- Elliot City Location within the state of Louisiana
- Coordinates: 30°33′21.4″N 91°39′44.9″W﻿ / ﻿30.555944°N 91.662472°W
- Country: United States
- State: Louisiana
- Parish: Pointe Coupee
- Time zone: UTC-6 (Central (CST))
- • Summer (DST): UTC-5 (CDT)

= Elliot City, Louisiana =

Elliot City is a ghost town that was located in Pointe Coupee Parish's 10th Ward, approximately 6 miles west of Livonia, Louisiana United States. The site of the town itself is located at coordinates 30.555942, -91.662475, and is covered or partially covered by the current U.S. Route 190 roadway.

Elliot City was flooded in 1912 and 1913 due to breaks in the Atchafalaya River levee at Latania (now East Krotz Springs) to the west, from the backwater of the Torras crevasse on the Mississippi River in 1912 and the McCrea crevasse on the Atchafalaya in 1927. Elliot City was abandoned in 1939 when its residents were forced to leave due to the construction of the Morganza Spillway.
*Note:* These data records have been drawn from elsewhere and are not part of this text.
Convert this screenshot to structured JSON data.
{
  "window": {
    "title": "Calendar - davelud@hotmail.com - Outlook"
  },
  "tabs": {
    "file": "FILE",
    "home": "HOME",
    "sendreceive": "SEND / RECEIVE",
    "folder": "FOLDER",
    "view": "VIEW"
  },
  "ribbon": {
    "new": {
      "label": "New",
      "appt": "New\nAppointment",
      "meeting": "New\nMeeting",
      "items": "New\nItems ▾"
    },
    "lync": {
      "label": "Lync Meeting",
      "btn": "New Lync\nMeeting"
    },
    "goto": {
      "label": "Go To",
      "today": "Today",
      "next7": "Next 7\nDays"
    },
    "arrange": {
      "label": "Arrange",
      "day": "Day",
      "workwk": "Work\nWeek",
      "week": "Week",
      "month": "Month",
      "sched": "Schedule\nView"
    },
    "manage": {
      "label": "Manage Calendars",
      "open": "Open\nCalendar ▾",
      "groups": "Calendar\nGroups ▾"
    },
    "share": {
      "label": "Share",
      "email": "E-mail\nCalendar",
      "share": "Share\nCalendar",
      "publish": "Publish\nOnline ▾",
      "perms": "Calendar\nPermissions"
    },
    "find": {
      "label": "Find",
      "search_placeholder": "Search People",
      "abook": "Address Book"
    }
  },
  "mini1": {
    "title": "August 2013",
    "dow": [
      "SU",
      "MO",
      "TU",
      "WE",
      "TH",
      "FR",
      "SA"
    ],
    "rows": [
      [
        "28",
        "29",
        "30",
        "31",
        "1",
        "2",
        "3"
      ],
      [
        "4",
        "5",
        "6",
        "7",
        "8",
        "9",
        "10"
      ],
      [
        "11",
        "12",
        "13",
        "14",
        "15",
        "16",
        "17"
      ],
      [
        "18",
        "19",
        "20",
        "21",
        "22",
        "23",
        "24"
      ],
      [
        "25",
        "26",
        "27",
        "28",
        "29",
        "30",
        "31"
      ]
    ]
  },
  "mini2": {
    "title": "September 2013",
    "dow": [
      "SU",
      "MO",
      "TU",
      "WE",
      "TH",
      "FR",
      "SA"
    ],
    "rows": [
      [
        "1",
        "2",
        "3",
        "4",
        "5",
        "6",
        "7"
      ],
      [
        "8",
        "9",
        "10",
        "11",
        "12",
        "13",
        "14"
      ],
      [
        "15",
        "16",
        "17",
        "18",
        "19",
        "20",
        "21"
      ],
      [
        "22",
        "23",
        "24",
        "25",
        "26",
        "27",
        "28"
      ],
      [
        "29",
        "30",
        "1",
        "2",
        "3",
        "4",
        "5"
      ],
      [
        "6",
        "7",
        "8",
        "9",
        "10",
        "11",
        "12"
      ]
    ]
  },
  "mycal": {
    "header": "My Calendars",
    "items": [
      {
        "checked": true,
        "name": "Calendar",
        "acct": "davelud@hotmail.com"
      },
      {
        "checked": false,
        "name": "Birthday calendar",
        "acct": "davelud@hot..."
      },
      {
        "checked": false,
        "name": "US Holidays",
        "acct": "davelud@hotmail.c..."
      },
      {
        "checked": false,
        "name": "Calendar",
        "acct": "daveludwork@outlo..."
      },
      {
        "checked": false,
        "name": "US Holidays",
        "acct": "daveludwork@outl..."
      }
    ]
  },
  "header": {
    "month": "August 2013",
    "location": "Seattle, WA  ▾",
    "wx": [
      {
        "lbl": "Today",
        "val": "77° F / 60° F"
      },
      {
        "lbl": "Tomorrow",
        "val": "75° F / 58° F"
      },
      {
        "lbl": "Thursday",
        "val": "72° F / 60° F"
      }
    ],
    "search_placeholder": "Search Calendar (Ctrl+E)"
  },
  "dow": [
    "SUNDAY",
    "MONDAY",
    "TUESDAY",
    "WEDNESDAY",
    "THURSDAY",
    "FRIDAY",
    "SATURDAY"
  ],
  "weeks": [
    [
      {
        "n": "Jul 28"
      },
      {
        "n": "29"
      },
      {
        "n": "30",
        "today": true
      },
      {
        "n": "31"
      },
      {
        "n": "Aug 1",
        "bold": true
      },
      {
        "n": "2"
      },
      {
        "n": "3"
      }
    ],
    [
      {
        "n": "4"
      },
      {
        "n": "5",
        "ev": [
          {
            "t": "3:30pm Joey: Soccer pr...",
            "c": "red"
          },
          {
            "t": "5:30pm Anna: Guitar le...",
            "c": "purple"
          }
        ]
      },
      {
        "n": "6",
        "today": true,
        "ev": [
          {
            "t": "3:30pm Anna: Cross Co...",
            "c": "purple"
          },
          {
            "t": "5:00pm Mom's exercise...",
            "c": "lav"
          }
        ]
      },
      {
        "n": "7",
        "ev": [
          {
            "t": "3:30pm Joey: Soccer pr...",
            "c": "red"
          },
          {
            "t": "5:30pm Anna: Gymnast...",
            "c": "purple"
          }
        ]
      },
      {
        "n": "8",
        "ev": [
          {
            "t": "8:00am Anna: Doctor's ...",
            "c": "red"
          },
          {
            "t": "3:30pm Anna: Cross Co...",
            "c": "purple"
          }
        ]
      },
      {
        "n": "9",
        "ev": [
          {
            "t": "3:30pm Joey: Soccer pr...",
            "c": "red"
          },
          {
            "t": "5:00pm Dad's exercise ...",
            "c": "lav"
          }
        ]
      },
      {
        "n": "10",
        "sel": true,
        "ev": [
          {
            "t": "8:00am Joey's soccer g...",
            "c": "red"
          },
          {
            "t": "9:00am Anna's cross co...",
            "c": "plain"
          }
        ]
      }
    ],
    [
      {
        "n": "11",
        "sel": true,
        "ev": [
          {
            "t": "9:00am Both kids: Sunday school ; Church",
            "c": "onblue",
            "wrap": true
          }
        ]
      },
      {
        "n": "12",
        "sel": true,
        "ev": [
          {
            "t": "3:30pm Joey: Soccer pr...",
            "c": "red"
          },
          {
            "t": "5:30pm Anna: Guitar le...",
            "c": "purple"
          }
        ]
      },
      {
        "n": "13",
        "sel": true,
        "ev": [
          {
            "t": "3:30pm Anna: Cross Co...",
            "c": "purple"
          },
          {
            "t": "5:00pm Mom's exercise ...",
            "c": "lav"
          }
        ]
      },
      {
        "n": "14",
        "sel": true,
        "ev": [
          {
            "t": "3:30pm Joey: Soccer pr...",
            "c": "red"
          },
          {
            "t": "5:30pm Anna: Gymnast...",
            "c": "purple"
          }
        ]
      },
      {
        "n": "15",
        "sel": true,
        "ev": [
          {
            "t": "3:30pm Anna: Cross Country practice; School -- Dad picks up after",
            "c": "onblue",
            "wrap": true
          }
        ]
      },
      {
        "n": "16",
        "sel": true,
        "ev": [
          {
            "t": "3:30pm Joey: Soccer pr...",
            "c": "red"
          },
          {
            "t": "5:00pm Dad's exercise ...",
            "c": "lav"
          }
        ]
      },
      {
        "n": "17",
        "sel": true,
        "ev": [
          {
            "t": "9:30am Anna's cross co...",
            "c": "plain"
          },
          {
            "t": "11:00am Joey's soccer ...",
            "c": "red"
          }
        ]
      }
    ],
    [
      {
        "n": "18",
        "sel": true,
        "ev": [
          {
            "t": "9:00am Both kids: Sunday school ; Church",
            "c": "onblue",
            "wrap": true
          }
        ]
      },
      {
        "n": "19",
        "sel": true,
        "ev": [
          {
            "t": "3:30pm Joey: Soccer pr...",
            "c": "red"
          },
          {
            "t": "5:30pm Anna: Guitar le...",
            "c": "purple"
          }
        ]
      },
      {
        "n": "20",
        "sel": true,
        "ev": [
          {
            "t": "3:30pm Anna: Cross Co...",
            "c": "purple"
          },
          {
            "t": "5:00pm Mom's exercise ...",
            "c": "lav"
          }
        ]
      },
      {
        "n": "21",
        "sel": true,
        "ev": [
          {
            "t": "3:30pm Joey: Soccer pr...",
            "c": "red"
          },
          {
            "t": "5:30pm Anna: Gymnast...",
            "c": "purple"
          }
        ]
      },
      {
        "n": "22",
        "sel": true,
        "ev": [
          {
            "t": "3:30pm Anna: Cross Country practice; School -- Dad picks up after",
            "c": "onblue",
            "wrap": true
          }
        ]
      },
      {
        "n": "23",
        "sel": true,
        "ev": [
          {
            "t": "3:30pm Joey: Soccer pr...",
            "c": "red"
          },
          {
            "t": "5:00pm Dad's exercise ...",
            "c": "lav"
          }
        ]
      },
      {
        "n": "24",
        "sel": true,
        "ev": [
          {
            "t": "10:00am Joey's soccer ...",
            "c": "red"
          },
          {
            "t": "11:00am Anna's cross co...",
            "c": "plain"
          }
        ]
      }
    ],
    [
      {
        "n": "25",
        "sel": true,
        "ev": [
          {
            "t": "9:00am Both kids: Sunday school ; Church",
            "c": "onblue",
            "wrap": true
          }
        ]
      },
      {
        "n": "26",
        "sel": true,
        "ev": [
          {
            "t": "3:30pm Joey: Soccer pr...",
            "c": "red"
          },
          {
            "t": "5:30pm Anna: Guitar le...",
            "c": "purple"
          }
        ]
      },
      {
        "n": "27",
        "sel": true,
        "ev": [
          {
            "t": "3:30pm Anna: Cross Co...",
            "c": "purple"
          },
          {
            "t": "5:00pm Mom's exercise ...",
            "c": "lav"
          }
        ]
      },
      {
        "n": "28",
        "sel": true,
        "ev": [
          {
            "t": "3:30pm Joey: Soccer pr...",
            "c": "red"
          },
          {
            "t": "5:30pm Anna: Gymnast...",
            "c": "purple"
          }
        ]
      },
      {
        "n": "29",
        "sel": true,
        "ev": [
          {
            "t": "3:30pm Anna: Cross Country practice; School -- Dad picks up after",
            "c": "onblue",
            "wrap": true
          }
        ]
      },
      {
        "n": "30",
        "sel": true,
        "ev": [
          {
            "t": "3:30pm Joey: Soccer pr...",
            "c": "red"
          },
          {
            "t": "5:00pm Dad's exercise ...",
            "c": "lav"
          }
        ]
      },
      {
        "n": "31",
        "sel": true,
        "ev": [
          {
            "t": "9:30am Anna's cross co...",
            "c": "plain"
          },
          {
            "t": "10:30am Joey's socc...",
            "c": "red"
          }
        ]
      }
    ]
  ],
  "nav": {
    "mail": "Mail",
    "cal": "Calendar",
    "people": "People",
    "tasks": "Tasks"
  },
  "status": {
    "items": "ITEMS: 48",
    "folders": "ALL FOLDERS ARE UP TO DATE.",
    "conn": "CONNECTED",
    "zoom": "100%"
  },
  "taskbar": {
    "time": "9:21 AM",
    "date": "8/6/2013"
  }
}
This area is inside the floodway levee system and was entirely underwater when the floodway gates at the Morganza control structure were opened in 1973 and 2011 to relieve the high water level of the Mississippi River. The area is subject to being flooded if the control structure gates are ever opened again. The Elliot City area is a short distance south, southwest of a now inactive U.S. Army Air Corps bombing range used as a training area for aircraft based at Harding Army Air Field in Baton Rouge during World War II.